Às primeiras questões, fonte oficial do Ministério garantiu que seria enviado um “pedido” ao Instituto de Segurança Social para “facultarem resposta”. Quanto à terceira pergunta — “foi facultada alguma informação ao ministro?” –, o gabinete de Vieira da Silva garantiu que “não”, porque “o processo ainda se encontrava a decorrer“.

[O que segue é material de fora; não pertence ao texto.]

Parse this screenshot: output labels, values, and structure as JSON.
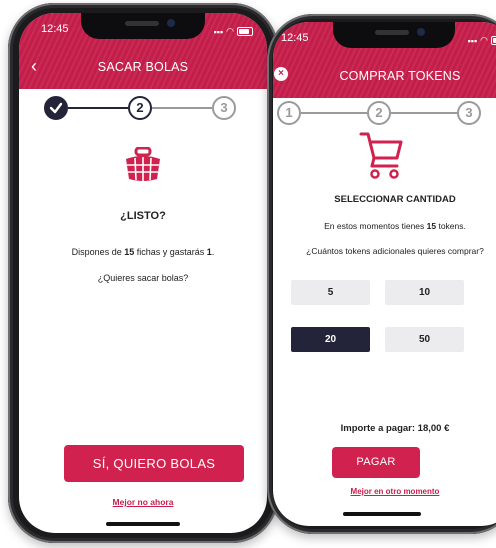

Ainda sobre essa inspeção que decorria desde agosto, o Observador perguntou ao ministério se, perante os dados hoje conhecidos, o facto de a inspeção não ter ainda apresentado resultados não merecia avaliação negativa da capacidade de fiscalização dos serviços do Ministério. A esta pergunta, o gabinete de Vieira da Silva respondeu com números gerais:

“Entre 2015 e novembro de 2017, o Departamento de Fiscalização realizou mais de 1.615 ações de fiscalização a IPSS: resultaram 46 propostas de suspensão de acordos e 71 propostas de destituição de Corpos Gerentes em IPSS, apresentadas junto do Ministério Público territorialmente competente — das quais 588 auditorias foram jurídicas e financeiras a IPSS. Foram, ainda, levantados 1.710 autos de contraordenação e 61 de ilícitos criminais.”

Ainda sobre as três primeiras denúncias enviadas por Jorge Nunes (9 de agosto, 15 de setembro e 21 de setembro) endereçadas ao Instituto de Segurança Social, fonte oficial do ministério garantiu ao Observador que o ministro não tinha conhecimento dessas queixas. “Sendo enviadas diretamente para o Instituto de Segurança Social, uma entidade com poderes fiscalizadores próprios, não são encaminhadas para a tutela“, explica-se.

Desafiado a esclarecer porque é que o Ministério da Segurança Social só solicitou a atuação do inspetor-geral do ministério na segunda-feira, o gabinete de Vieira da Silva explicou que “a inspeção urgente foi solicitada no primeiro dia útil após os factos relatados na peça televisiva da TVI”.

Quanto à inspeção que está em curso, fonte oficial do Ministério explica que tem “caráter urgente“, mas não se compromete com prazos. “Ainda não é possível precisar a sua duração. Contudo, prevê-se que seja célere”. Ainda assim, a mesma fonte assegura: a inspeção “terá início amanhã [quarta-feira] nas instalações da associação”.

Na mesma medida, o Ministério da Segurança Social não se compromete com possíveis consequências que podem resultar deste processo. “A inspeção necessita de se realizar num quadro de estabilidade. Assim, é prematuro avançar com resultados que seriam sempre especulativos”, responde o gabinete do ministro Vieira da Silva.

Quanto a possíveis incompatibilidades que o ministro possa ter para atuar neste caso, tendo em conta que foi vice-presidente da Assembleia Geral da Raríssimas, fonte do Ministério repete: “Não existe qualquer incompatibilidade“.